Surf Height: Hawaiian vs. Face

Answer: Hawaiian-scale measures a wave from the side or back and reports roughly half the face height — a local convention that deliberately underreports so surfers sound modest. Face height is the trough-to-crest measurement of the wave the surfer is actually riding. A day described as "4ft Hawaiian" is usually the same day described as "8ft face" or "head high" outside Hawaii. When a forecast omits the convention, face height is the default in the continental US.

Why two conventions exist

Hawaiian measurement started among local North Shore surfers as a way to describe waves modestly. Calling a 20-foot face "10-foot Hawaiian" was partly humility, partly code among locals that outside visitors wouldn’t read as fairly. Over time it calcified as the reporting convention for Hawaiian forecasts and some big-wave outlets.

Face height (also called "face scale" or "face-of-the-wave") is the direct trough-to-crest reading. It’s what Surfline, Magicseaweed, and most US mainland outlets default to.

What NDBC publishes

NOAA NDBC buoys report neither Hawaiian nor face height.
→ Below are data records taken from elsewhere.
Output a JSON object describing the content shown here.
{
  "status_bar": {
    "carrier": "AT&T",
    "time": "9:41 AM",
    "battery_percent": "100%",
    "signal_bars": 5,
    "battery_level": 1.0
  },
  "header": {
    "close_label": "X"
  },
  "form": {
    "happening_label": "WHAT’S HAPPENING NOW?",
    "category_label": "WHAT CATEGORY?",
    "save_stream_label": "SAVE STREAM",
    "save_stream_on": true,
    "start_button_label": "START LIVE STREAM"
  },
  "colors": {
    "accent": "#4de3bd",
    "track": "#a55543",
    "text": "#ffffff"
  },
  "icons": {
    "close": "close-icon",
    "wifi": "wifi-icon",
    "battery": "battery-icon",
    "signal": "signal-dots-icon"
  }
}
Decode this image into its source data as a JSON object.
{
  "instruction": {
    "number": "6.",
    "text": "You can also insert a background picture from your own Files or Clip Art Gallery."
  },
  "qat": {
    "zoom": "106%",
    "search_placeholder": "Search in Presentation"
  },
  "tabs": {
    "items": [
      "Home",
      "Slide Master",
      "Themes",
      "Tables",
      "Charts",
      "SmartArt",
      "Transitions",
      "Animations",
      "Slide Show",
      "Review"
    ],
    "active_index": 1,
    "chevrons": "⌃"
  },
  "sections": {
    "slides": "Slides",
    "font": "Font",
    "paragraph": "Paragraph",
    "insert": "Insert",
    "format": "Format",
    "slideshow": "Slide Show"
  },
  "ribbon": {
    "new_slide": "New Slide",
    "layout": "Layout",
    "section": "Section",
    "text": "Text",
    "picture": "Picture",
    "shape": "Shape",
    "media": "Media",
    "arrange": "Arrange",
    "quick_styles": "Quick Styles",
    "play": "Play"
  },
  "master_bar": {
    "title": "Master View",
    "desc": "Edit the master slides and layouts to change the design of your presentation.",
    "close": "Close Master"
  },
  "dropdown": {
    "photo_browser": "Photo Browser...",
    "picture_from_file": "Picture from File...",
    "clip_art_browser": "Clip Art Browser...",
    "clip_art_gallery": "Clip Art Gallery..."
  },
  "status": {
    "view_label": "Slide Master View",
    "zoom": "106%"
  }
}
They report significant wave height (WVHT) — the average of the top third of wave heights in a 20-minute sample, measured trough-to-crest on the open ocean, in meters or feet. This is the deep-water measurement, before the wave stands up as it reaches shallow water at the break.

As a wave moves into shallow water and stands up to break, it grows taller — often to 1.3×–2× the deep-water WVHT, depending on bottom contour. So a buoy reading of "2m (6.5ft) @ 14s" often breaks as a 4–8ft face on a beach break and taller on a point or reef.

Rules of thumb

  • Hawaiian → face: multiply by about 2. "6ft Hawaiian" ≈ "12ft face."
  • Face → Hawaiian: divide by about 2. "8ft face" ≈ "4ft Hawaiian."
  • Buoy WVHT → face at the break: multiply by 1.3–2× depending on the spot. This is where local knowledge counts.

How LazySurfer handles it

LazySurfer stores the raw NDBC WVHT reading and doesn’t try to convert between conventions. The ML Similarity Score compares apples-to-apples buoy readings against your own logged sessions, so as long as you log consistently (e.g., always mark sessions by face height or always by buoy reading), the model learns your personal scale.